Une puéricultrice interrogée plus tard nuance ce propos en expliquant que « par la force des choses, les mères prennent plus de place et effectivement c’est pas forcément un processus conscient mais ça peut être un processus agréable. C’est des jeux de pouvoir, auprès de l’enfant, c’est aussi de la représentation que la société a de la mère, si c’est le père qui se rend compte que l’enfant est douloureux ou a faim, la mère se sent en échec. Alors que si c’est la mère qui s’en rend compte alors le père va dire « oui d’accord » et va aller lui faire son biberon. […] la représentation sociale n’est pas la même et donc les attendus ne sont pas les mêmes ». La puéricultrice justifie dans ce propos l’ambivalence des mères en notant qu’il s’agit d’un processus inconscient, mais agréable d’avoir l’exclusivité avec son enfant. Elle précise également que ce processus est directement lié à « la charge sociale de la mère ». L’image de la « bonne mère », qui comprend et satisfait les besoins de son enfant, reste gravée dans les représentations.
Conclusion
Ces questionnaires auprès des parents et entretiens en crèche m'ont permis de réaliser l'importance, voir même l'emprise qu'ont les représentations sociales sur les comportement parentaux.

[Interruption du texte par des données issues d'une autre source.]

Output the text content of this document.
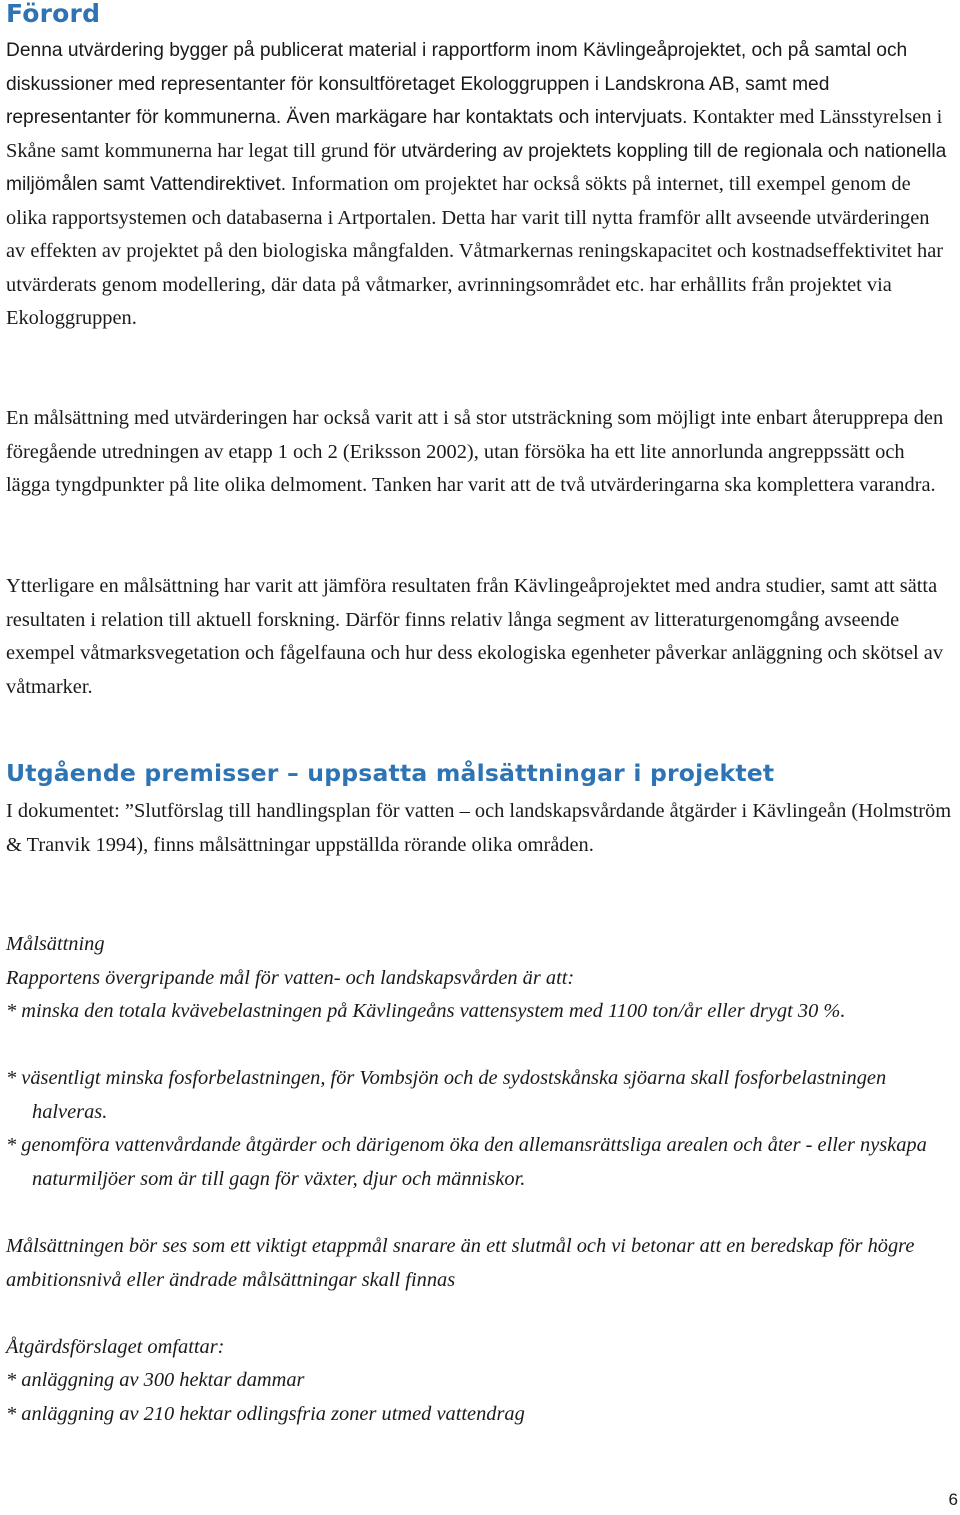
Förord

Denna utvärdering bygger på publicerat material i rapportform inom Kävlingeåprojektet, och på samtal och diskussioner med representanter för konsultföretaget Ekologgruppen i Landskrona AB, samt med representanter för kommunerna. Även markägare har kontaktats och intervjuats. Kontakter med Länsstyrelsen i Skåne samt kommunerna har legat till grund för utvärdering av projektets koppling till de regionala och nationella miljömålen samt Vattendirektivet. Information om projektet har också sökts på internet, till exempel genom de olika rapportsystemen och databaserna i Artportalen. Detta har varit till nytta framför allt avseende utvärderingen av effekten av projektet på den biologiska mångfalden. Våtmarkernas reningskapacitet och kostnadseffektivitet har utvärderats genom modellering, där data på våtmarker, avrinningsområdet etc. har erhållits från projektet via Ekologgruppen.

En målsättning med utvärderingen har också varit att i så stor utsträckning som möjligt inte enbart återupprepa den föregående utredningen av etapp 1 och 2 (Eriksson 2002), utan försöka ha ett lite annorlunda angreppssätt och lägga tyngdpunkter på lite olika delmoment. Tanken har varit att de två utvärderingarna ska komplettera varandra.

Ytterligare en målsättning har varit att jämföra resultaten från Kävlingeåprojektet med andra studier, samt att sätta resultaten i relation till aktuell forskning. Därför finns relativ långa segment av litteraturgenomgång avseende exempel våtmarksvegetation och fågelfauna och hur dess ekologiska egenheter påverkar anläggning och skötsel av våtmarker.

Utgående premisser – uppsatta målsättningar i projektet

I dokumentet: ”Slutförslag till handlingsplan för vatten – och landskapsvårdande åtgärder i Kävlingeån (Holmström & Tranvik 1994), finns målsättningar uppställda rörande olika områden.

Målsättning

Rapportens övergripande mål för vatten- och landskapsvården är att:

* minska den totala kvävebelastningen på Kävlingeåns vattensystem med 1100 ton/år eller drygt 30 %.

* väsentligt minska fosforbelastningen, för Vombsjön och de sydostskånska sjöarna skall fosforbelastningen halveras.

* genomföra vattenvårdande åtgärder och därigenom öka den allemansrättsliga arealen och åter - eller nyskapa naturmiljöer som är till gagn för växter, djur och människor.

Målsättningen bör ses som ett viktigt etappmål snarare än ett slutmål och vi betonar att en beredskap för högre ambitionsnivå eller ändrade målsättningar skall finnas

Åtgärdsförslaget omfattar:

* anläggning av 300 hektar dammar

* anläggning av 210 hektar odlingsfria zoner utmed vattendrag

6
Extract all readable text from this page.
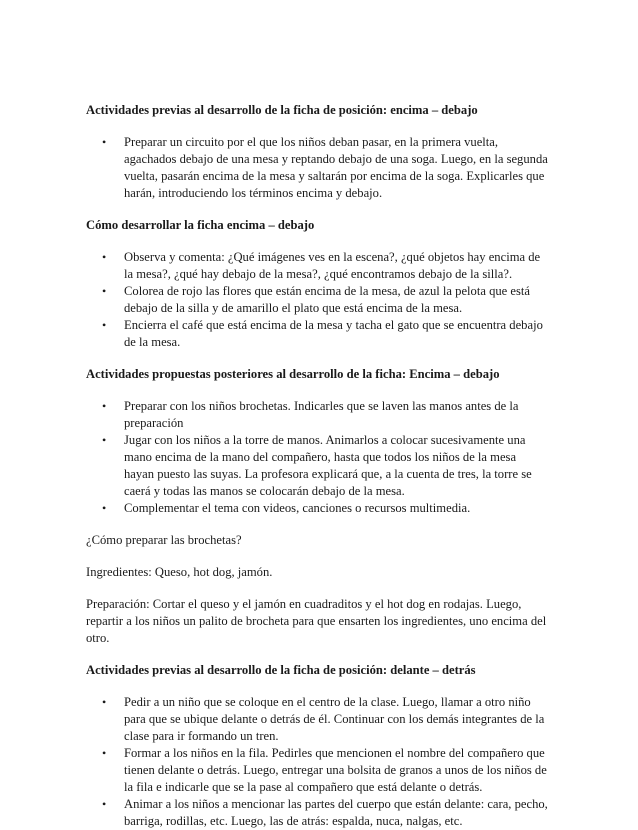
Actividades previas al desarrollo de la ficha de posición: encima – debajo

• Preparar un circuito por el que los niños deban pasar, en la primera vuelta, agachados debajo de una mesa y reptando debajo de una soga. Luego, en la segunda vuelta, pasarán encima de la mesa y saltarán por encima de la soga. Explicarles que harán, introduciendo los términos encima y debajo.

Cómo desarrollar la ficha encima – debajo

• Observa y comenta: ¿Qué imágenes ves en la escena?, ¿qué objetos hay encima de la mesa?, ¿qué hay debajo de la mesa?, ¿qué encontramos debajo de la silla?.
• Colorea de rojo las flores que están encima de la mesa, de azul la pelota que está debajo de la silla y de amarillo el plato que está encima de la mesa.
• Encierra el café que está encima de la mesa y tacha el gato que se encuentra debajo de la mesa.

Actividades propuestas posteriores al desarrollo de la ficha: Encima – debajo

• Preparar con los niños brochetas. Indicarles que se laven las manos antes de la preparación
• Jugar con los niños a la torre de manos. Animarlos a colocar sucesivamente una mano encima de la mano del compañero, hasta que todos los niños de la mesa hayan puesto las suyas. La profesora explicará que, a la cuenta de tres, la torre se caerá y todas las manos se colocarán debajo de la mesa.
• Complementar el tema con videos, canciones o recursos multimedia.

¿Cómo preparar las brochetas?

Ingredientes: Queso, hot dog, jamón.

Preparación: Cortar el queso y el jamón en cuadraditos y el hot dog en rodajas. Luego, repartir a los niños un palito de brocheta para que ensarten los ingredientes, uno encima del otro.

Actividades previas al desarrollo de la ficha de posición: delante – detrás

• Pedir a un niño que se coloque en el centro de la clase. Luego, llamar a otro niño para que se ubique delante o detrás de él. Continuar con los demás integrantes de la clase para ir formando un tren.
• Formar a los niños en la fila. Pedirles que mencionen el nombre del compañero que tienen delante o detrás. Luego, entregar una bolsita de granos a unos de los niños de la fila e indicarle que se la pase al compañero que está delante o detrás.
• Animar a los niños a mencionar las partes del cuerpo que están delante: cara, pecho, barriga, rodillas, etc. Luego, las de atrás: espalda, nuca, nalgas, etc.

Pourtant nous le savons, le besoin le plus important d'un enfant: avoir des parents droits dans leurs bottes! Avoir des parents qui ont confiance en leurs compétences parentales.
Non le lien mère-enfant n'est pas inné, tout comme celui du père il se construit. Non la mère ne doit pas choisir entre être une mère louve ou une "féministe". Un parent "suffisamment bon" comme dirait notre bon vieux D.Winnicott, se construit au fil du temps et surtout en équipe! C'est avec cette ambition que je vous propose mes ateliers au sein de Au lit Joséphine! Pour que dès la grossesse, la naissance ou encore les premiers mois vie, mère et père soient prêts à faire équipe dans leur nouvelle fonction de parent. L'allaitement, les soins du bébé et la compréhension des besoins de ce dernier n'est pas une affaire de femme mais bien une affaire de couple parental.
Alors oui le père « kangourou », annoncé « revendicateur » par Colona-Césari n’a pas encore gagné toutes les batailles. Etre un père présent aujourd’hui, c’est aussi faire avec les contradictions liées aux représentations et modèles sociaux passés. Toutefois les pères semblent l’accepter et se détournent de l’emprise sociale pour se tourner vers le plus important : l’enfant.